Birds and Birding's Guide to:
Watching THE ANATOMY OF BIRDS
THERE are, broadly speaking, two sets of characters to be found in the skeleton of any animal. There are, first, those which bear a direct relation to its position in the class of vertebrates, bear witness to its origin and relationship, and are shared to a greater or less extent by every member of the group to which it belongs. These are termed structural or morphological characters.

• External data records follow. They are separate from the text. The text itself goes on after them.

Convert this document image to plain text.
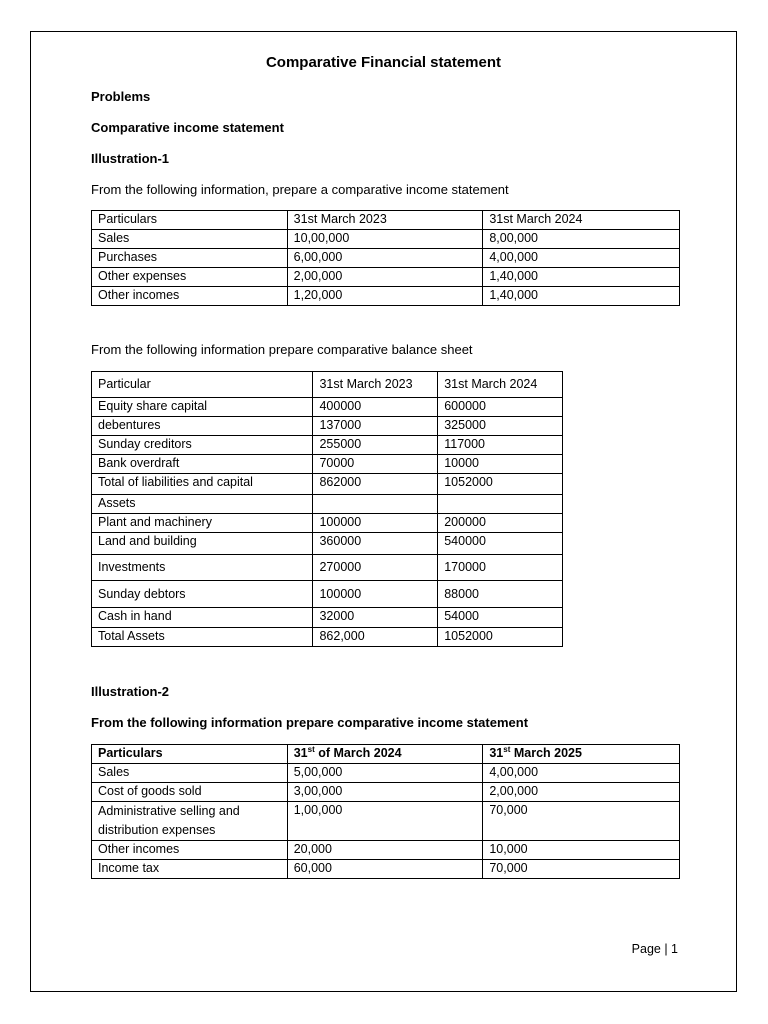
Comparative Financial statement
Problems
Comparative income statement
Illustration-1
From the following information, prepare a comparative income statement
Particulars	31st March 2023	31st March 2024
Sales	10,00,000	8,00,000
Purchases	6,00,000	4,00,000
Other expenses	2,00,000	1,40,000
Other incomes	1,20,000	1,40,000
From the following information prepare comparative balance sheet
Particular	31st March 2023	31st March 2024
Equity share capital	400000	600000
debentures	137000	325000
Sunday creditors	255000	117000
Bank overdraft	70000	10000
Total of liabilities and capital	862000	1052000
Assets		
Plant and machinery	100000	200000
Land and building	360000	540000
Investments	270000	170000
Sunday debtors	100000	88000
Cash in hand	32000	54000
Total Assets	862,000	1052000
Illustration-2
From the following information prepare comparative income statement
Particulars	31st of March 2024	31st March 2025
Sales	5,00,000	4,00,000
Cost of goods sold	3,00,000	2,00,000
Administrative selling and distribution expenses	1,00,000	70,000
Other incomes	20,000	10,000
Income tax	60,000	70,000
Page | 1
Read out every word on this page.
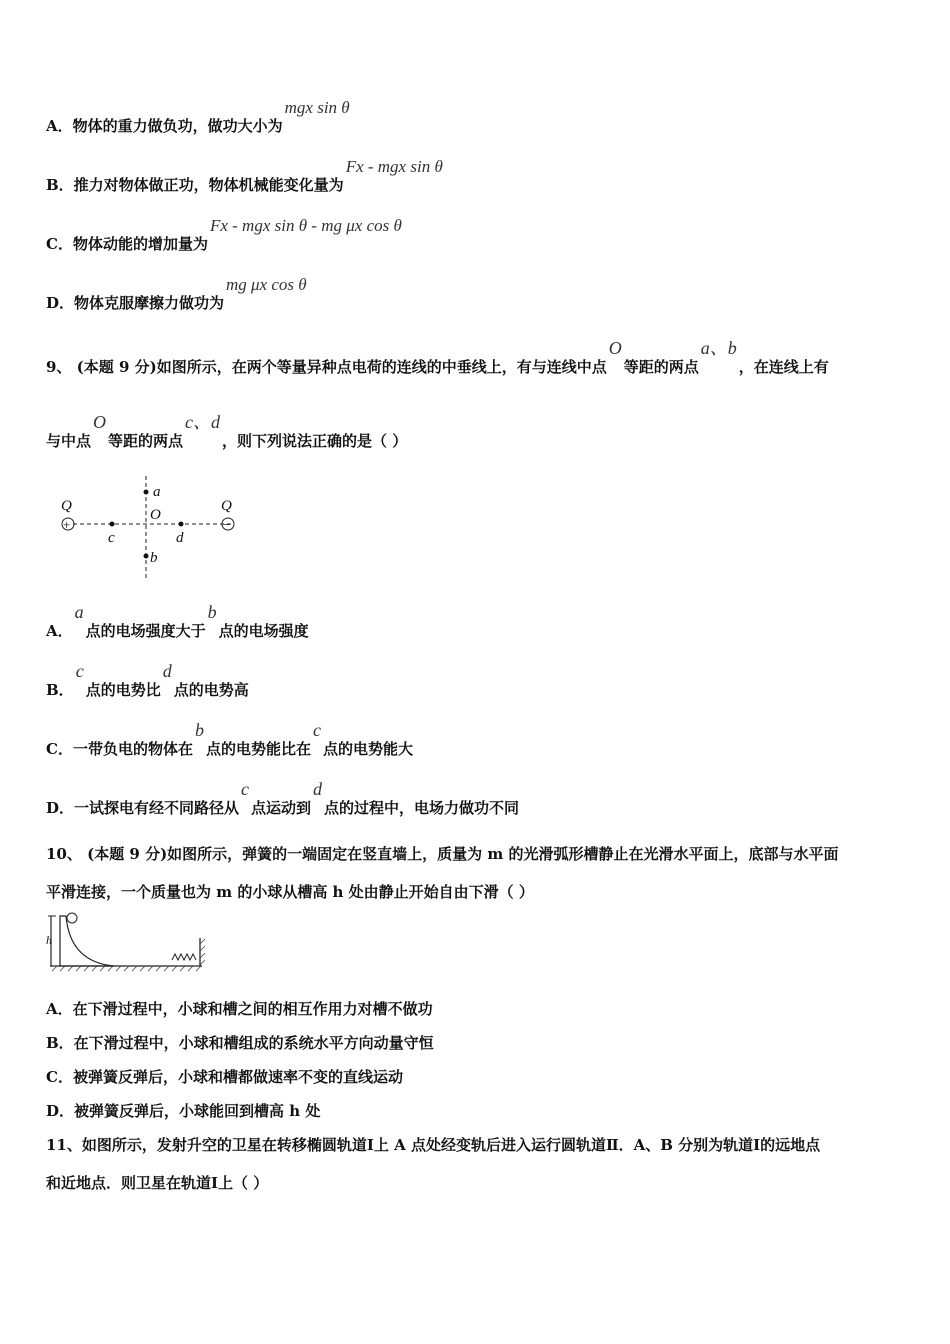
A．物体的重力做负功，做功大小为mgx sin θ
B．推力对物体做正功，物体机械能变化量为Fx - mgx sin θ
C．物体动能的增加量为Fx - mgx sin θ - mg μx cos θ
D．物体克服摩擦力做功为mg μx cos θ
9、 (本题 9 分)如图所示，在两个等量异种点电荷的连线的中垂线上，有与连线中点O等距的两点a、b，在连线上有
与中点O等距的两点c、d，则下列说法正确的是（ ）
+	−
Q	Q
a
b
c	d
O
A．a点的电场强度大于b点的电场强度
B．c点的电势比d点的电势高
C．一带负电的物体在b点的电势能比在c点的电势能大
D．一试探电有经不同路径从c点运动到d点的过程中，电场力做功不同
10、 (本题 9 分)如图所示，弹簧的一端固定在竖直墙上，质量为 m 的光滑弧形槽静止在光滑水平面上，底部与水平面
平滑连接，一个质量也为 m 的小球从槽高 h 处由静止开始自由下滑（ ）
h
A．在下滑过程中，小球和槽之间的相互作用力对槽不做功
B．在下滑过程中，小球和槽组成的系统水平方向动量守恒
C．被弹簧反弹后，小球和槽都做速率不变的直线运动
D．被弹簧反弹后，小球能回到槽高 h 处
11、如图所示，发射升空的卫星在转移椭圆轨道Ⅰ上 A 点处经变轨后进入运行圆轨道Ⅱ．A、B 分别为轨道Ⅰ的远地点
和近地点．则卫星在轨道Ⅰ上（ ）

There is also another set of characters which are connected with the animal's habits or mode of living and are believed to have been acquired during the development of the species, and are called secondary or teleological. It is owing to the fact that the skeleton is influenced by these two great factors that it is possible to tell from the skeleton, or even from parts of it, not only what position the animal holds in the scale of life, but what were its habits as well. So the modifications of a bird's skeleton are primarily morphological, those due to the fact that it is a bird, but these are associated with others rendered necessary by the adaptation of the fore limb for flight and its consequent withdrawal from use in any other form of locomotion, or for taking food. And in birds these last so overlay the others that the classification of birds is a very difficult matter. This is well shown by the long use of the divisions Ratitae and Carinatse, which depended mainly on the presence or absence of a keel to the sternum, when this and a number of other characters depended upon whether a bird did or did not fly. So the structure of a bird's skeleton depends first upon the fact that it is a bird, secondarily upon the manner in which it moves about, and thirdly, to a still less degree, upon the way it gets its living. Flight in itself is not a distinctive character, for mammals fly to-day, and reptiles, in the shape of pterodactyls, flew ages ago, having successfully mastered the problem of flight about the time the bird had taken its first lessons in the art. But the manner in which the fore limb is modified, the ground plan, so to speak, on which it is built, is a primary morphological character and differs in the birds, mammals, and reptiles.